You are viewing a plain text version of this content. The canonical link for it is here.
Posted to hdfs-user@hadoop.apache.org by Dibyendu Karmakar <di...@gmail.com> on 2013/01/23 10:24:05 UTC

Understanding harpoon - help needed

Hi,
I am doing some performance testing in HADOOP. But while testing, I faced a
situation. I need your help.

My HADOOP cluster :
6 Datanodes, 1 Namenode, 2 Clients.

Replication factor = 3

2 clients write a file(put operation) whose size is 2 x block size.
DFS.DATA.DIR in each Datanodes is equal and is same as block size. That
means each Datanodes stores a single block.

Now, if 2 clients simultaneously reads the file( get operation),
Will 2 clients read 2 blocks from different Datanodes ?
Or they will read from the same datanodes?

Does Namenode know which Datanode is busy and which one is idle?

What I am trying to find is that...
Is it possible to decrease the read time by increasing replication factor?

I have attached an image to better understand my question. Kindly take a
look. Thank you. And if possible please give references.

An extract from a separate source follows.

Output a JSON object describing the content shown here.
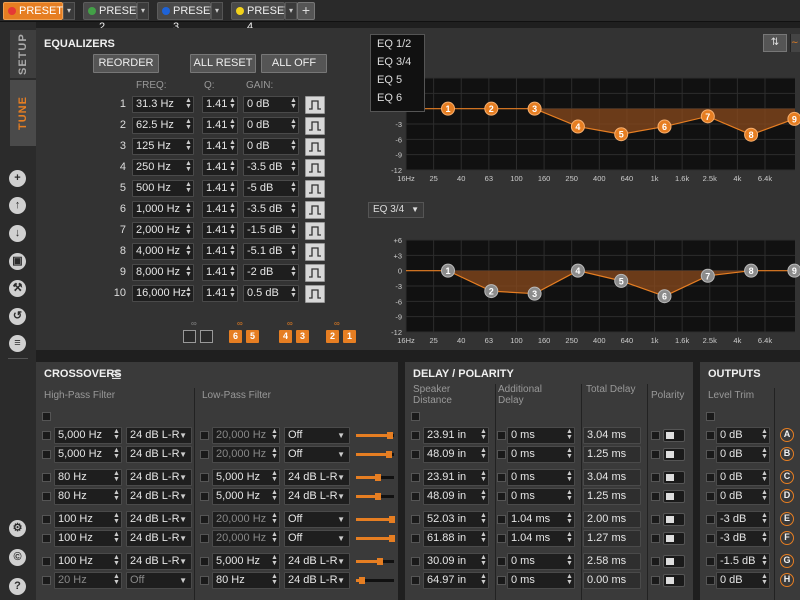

Re: Understanding harpoon - help needed

Posted by Harsh J <ha...@cloudera.com>.
Iterating on Bharath's responses, my answers to each of your questions
inline:


On Wed, Jan 23, 2013 at 2:54 PM, Dibyendu Karmakar
<di...@gmail.com>wrote:

> Hi,
> I am doing some performance testing in HADOOP. But while testing, I faced
> a situation. I need your help.
>
> My HADOOP cluster :
> 6 Datanodes, 1 Namenode, 2 Clients.
>
> Replication factor = 3
>
> 2 clients write a file(put operation) whose size is 2 x block size.
> DFS.DATA.DIR in each Datanodes is equal and is same as block size. That
> means each Datanodes stores a single block.
>

This isn't theoretically correct (a randomity and dependence of client's
location exists here in spreading of the blocks), but for a balanced state
assumption let it be so.


> Now, if 2 clients simultaneously reads the file( get operation),
> Will 2 clients read 2 blocks from different Datanodes ?
> Or they will read from the same datanodes?
>

Depends on where the client's location is. If its among the DNs, a local
read is incurred. If elsewhere, it is possible that each may read from a
unique DN or even the same DN (randomly ordered returns from the NN). But
ideally the closest to the DN is picked, at least rack-wise, if the NN is
aware of this.

> Does Namenode know which Datanode is busy and which one is idle?
>

NN does health checks upon writes (stuff like space, load and recent
availability). At read time, the client does more of a failing-over act,
trying DNs one at a time in provided order until one accepts its request,
if they are all highly busy.


> What I am trying to find is that...
> Is it possible to decrease the read time by increasing replication factor?
>

Yes, more replicas generally mean more available DNs to serve its read, but
at the same time it impacts write speeds as there's more synchronous wait
to take care of.


> I have attached an image to better understand my question. Kindly take a
> look. Thank you. And if possible please give references.
>
"Will access be distributed [for a series of block of the same file]?" -
Yes, for remote client reads. Access order is randomized for these form of
clients, leading to possibly different patterns each time.

-- 
Harsh J

Re: Understanding harpoon - help needed

Posted by bharath vissapragada <bh...@gmail.com>.
Hi,

Link [1] partly answers your question. Namenode chooses the "nearest"
data-node that can cater this request. So replication definitely helps, in
the sense that a replica might be placed on a node nearer to the client.
I'm not sure whether the namenode checks if a datanode is busy serving
other requests, So I'll leave that for others to answer.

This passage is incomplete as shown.